林东迟视线往里扫了圈,偷偷拽了下旁边的黄文生,示意人没在。
黄文生立马摸了摸后脑勺,不好意思着:“这不,睡过头了,出来罚站无聊,过来瞅瞅。”说完,走人。
“奇怪,他们两个怎么了?平常不是最不屑甲班的吗?”
“别管他们, 他们注定走他们亲爹的路!”
黄文生,林东迟正好是黄青召,林城的儿子,昨天晚上,被两鸽子找到,勒令他们好好照顾人,两人望向前头小路。
他们爹是不是高看他们了?
他们两人生目标就是混吃等死,被自家爹踹进来后,每天被迫端端正正,已经很痛苦了。
他们两现在还是个需要人好好照顾的孩子,让他们照顾比他们还娇贵的人?万一把人照顾残了,怎么办?

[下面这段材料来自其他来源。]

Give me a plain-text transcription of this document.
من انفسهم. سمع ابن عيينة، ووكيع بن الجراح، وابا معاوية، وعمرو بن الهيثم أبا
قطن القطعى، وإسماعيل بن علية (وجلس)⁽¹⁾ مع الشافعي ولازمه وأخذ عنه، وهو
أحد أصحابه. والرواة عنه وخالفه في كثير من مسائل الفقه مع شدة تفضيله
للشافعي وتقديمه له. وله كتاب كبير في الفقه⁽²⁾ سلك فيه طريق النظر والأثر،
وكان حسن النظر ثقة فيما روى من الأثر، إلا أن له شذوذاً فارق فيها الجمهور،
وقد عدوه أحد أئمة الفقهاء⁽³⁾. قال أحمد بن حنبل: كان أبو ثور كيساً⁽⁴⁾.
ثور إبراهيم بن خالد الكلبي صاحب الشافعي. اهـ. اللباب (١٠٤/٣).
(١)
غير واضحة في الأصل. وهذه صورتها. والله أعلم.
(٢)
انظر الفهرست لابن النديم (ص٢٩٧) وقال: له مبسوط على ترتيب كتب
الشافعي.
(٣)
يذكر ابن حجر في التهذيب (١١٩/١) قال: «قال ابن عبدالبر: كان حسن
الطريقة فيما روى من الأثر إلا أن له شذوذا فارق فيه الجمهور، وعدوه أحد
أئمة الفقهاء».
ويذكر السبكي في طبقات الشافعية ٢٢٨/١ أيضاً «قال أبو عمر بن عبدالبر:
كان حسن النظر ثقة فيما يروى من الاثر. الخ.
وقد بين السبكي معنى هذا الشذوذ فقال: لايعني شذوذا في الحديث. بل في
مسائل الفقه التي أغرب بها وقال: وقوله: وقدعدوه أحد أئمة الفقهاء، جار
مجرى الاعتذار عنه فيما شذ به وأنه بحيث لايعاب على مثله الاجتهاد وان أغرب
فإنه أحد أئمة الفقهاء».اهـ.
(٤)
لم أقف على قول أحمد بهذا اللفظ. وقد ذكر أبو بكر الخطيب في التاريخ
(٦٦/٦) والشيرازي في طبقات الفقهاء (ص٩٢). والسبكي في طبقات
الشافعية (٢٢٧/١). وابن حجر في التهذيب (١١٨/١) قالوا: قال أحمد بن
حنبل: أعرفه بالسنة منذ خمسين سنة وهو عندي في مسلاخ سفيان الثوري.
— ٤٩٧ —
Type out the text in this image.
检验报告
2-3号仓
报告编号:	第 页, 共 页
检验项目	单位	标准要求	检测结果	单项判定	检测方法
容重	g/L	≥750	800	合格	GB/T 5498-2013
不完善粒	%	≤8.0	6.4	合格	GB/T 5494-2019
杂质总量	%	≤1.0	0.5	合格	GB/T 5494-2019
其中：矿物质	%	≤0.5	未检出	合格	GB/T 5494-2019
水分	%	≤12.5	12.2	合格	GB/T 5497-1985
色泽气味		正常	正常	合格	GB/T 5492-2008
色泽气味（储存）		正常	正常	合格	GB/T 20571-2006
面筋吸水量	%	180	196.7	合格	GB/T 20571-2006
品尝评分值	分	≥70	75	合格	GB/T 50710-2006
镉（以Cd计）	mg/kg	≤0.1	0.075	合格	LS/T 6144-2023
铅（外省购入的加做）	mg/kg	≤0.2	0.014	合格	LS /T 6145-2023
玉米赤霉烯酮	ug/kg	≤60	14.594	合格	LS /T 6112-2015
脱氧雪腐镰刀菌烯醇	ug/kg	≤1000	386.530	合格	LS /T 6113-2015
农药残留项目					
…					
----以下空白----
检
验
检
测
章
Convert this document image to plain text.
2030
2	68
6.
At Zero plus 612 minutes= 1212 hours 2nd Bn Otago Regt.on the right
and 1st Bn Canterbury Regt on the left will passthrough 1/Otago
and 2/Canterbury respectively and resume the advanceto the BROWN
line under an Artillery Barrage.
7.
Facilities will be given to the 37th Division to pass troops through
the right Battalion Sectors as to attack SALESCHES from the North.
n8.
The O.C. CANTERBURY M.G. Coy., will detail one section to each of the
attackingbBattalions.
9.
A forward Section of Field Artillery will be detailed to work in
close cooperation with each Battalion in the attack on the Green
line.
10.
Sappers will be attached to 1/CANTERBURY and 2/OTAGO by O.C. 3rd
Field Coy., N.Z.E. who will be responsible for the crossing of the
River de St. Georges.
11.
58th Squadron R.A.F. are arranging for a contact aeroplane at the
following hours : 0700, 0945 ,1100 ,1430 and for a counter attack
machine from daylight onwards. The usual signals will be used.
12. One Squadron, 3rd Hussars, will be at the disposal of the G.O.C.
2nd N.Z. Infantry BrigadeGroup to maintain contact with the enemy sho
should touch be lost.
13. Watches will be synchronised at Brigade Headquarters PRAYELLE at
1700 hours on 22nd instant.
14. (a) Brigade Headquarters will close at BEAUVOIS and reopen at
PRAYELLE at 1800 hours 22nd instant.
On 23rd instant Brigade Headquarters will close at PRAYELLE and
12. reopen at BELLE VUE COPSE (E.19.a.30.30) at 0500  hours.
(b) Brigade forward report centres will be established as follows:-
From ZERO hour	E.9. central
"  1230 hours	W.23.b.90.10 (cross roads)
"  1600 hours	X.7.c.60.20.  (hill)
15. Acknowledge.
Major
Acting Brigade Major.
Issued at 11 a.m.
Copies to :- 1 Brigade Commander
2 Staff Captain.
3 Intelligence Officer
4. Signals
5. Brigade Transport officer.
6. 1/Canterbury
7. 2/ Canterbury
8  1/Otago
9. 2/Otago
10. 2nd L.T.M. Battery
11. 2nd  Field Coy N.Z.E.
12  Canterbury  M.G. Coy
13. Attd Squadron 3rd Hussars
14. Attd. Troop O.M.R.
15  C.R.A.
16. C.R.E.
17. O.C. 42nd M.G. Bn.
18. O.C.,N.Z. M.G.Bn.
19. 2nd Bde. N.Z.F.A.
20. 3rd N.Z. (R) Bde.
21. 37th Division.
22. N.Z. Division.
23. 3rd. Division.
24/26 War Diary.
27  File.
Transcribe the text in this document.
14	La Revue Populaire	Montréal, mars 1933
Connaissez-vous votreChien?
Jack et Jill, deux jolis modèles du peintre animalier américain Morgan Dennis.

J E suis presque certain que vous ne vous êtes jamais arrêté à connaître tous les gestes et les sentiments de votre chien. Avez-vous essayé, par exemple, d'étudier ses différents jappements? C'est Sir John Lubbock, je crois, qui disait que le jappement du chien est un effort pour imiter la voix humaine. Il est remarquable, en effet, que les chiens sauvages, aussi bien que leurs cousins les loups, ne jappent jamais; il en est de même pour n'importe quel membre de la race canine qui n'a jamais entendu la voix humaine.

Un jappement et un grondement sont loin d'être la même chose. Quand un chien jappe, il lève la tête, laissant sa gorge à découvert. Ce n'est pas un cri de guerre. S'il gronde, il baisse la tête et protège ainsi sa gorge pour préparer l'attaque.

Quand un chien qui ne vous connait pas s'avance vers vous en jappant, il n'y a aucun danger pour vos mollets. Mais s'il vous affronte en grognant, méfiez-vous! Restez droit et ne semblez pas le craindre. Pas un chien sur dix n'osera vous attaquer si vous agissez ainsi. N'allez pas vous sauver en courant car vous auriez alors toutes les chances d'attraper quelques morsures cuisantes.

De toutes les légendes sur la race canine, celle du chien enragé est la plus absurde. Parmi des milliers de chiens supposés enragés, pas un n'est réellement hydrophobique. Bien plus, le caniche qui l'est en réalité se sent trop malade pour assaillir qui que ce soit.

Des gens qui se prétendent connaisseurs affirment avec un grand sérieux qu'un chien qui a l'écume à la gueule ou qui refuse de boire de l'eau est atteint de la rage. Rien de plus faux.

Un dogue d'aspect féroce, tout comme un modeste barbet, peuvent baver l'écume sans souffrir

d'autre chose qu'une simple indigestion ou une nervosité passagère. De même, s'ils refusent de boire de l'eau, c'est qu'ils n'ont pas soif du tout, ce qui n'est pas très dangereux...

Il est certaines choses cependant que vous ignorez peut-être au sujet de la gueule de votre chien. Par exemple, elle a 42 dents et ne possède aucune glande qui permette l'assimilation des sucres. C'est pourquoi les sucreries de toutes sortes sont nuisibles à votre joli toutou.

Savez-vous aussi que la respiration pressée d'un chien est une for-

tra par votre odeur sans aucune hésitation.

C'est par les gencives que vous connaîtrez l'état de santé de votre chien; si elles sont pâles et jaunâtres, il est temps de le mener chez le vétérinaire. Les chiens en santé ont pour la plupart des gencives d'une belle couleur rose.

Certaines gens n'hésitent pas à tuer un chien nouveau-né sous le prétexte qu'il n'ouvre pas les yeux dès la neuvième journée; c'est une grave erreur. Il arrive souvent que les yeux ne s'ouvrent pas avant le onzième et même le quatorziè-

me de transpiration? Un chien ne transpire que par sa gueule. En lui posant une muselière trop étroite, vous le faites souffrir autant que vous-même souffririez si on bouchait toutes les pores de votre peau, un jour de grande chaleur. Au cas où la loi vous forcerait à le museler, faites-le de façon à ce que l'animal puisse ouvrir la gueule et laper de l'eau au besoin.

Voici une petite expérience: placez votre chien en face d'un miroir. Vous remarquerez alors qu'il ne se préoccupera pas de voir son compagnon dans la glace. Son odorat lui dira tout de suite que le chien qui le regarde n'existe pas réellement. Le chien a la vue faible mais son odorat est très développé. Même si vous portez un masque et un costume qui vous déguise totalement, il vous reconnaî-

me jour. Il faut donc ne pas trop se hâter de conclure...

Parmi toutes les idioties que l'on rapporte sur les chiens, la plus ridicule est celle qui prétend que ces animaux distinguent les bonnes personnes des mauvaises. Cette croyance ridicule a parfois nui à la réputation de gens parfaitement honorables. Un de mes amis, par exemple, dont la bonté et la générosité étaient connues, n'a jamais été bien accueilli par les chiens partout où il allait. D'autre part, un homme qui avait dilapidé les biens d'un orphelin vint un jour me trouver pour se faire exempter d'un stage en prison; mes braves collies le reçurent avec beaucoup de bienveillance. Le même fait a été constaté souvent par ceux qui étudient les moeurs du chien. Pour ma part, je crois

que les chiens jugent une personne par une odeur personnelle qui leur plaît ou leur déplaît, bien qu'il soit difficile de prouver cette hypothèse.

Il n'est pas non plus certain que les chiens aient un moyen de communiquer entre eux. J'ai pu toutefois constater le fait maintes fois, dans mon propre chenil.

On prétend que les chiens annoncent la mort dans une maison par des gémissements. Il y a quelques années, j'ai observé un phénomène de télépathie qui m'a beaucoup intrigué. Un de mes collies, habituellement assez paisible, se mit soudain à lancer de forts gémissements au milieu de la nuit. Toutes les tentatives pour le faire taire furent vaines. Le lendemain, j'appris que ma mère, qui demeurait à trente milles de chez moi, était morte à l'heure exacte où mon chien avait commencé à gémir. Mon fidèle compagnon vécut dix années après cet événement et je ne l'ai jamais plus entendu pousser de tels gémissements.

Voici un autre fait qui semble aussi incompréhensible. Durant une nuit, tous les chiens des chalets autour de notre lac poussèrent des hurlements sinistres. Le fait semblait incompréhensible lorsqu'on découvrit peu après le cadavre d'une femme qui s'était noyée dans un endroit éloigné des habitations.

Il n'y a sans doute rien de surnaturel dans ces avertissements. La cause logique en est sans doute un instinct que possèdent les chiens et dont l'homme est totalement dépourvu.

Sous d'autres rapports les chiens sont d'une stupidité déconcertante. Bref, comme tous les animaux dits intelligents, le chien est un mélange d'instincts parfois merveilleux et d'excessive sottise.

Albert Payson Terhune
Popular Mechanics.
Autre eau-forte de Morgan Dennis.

至于那个到现在都还没出现,估计还在抄,罚抄这事,他们也帮不上忙。
两人正打算往回走,就见墙头坐了个人,墙角有人正在给他搭梯子。
两人怔住了,心头猛的跳了下,他们看到了希望的曙光。
沈落爬下来,摸了摸怀里的字,不知道抄完后,还给不给她睡觉休息的时间?一回头,就见昏暗处,两男子两眼发光,迈着温文尔雅的步伐停在她面前。
沈落:“???”
“爷,您收小弟吗?”两人笑着,腰背挺直像两个儒雅文人,虽然说的像两地痞流氓。
沈落:“啥?”
“爷,您跑出去了,对吧?”林东迟嘴角挂着温和的笑容。
“爷,您怎么回的家?城门应该关了啊!”黄文生一手负后,一身白衫风中轻摇。
“爷,您下次带我们一块啊!”两人齐齐道,温润如玉,不听声音,就是两谦谦公子!
“爷,从今以后,小弟们就是您罩着的了!”
沈落转头就走,不理那两个,她万越坊傻孩子已经够多了,再来两个,养不起。
沈落把抄好的字送到卓教习面前,卓教习视线扫了下人:“你抄完了?”
“是!”沈落举起怀中那叠字,卓教习正打算瞄一眼然后扔回去,打开一看,眉头皱了下:“你自己抄的?”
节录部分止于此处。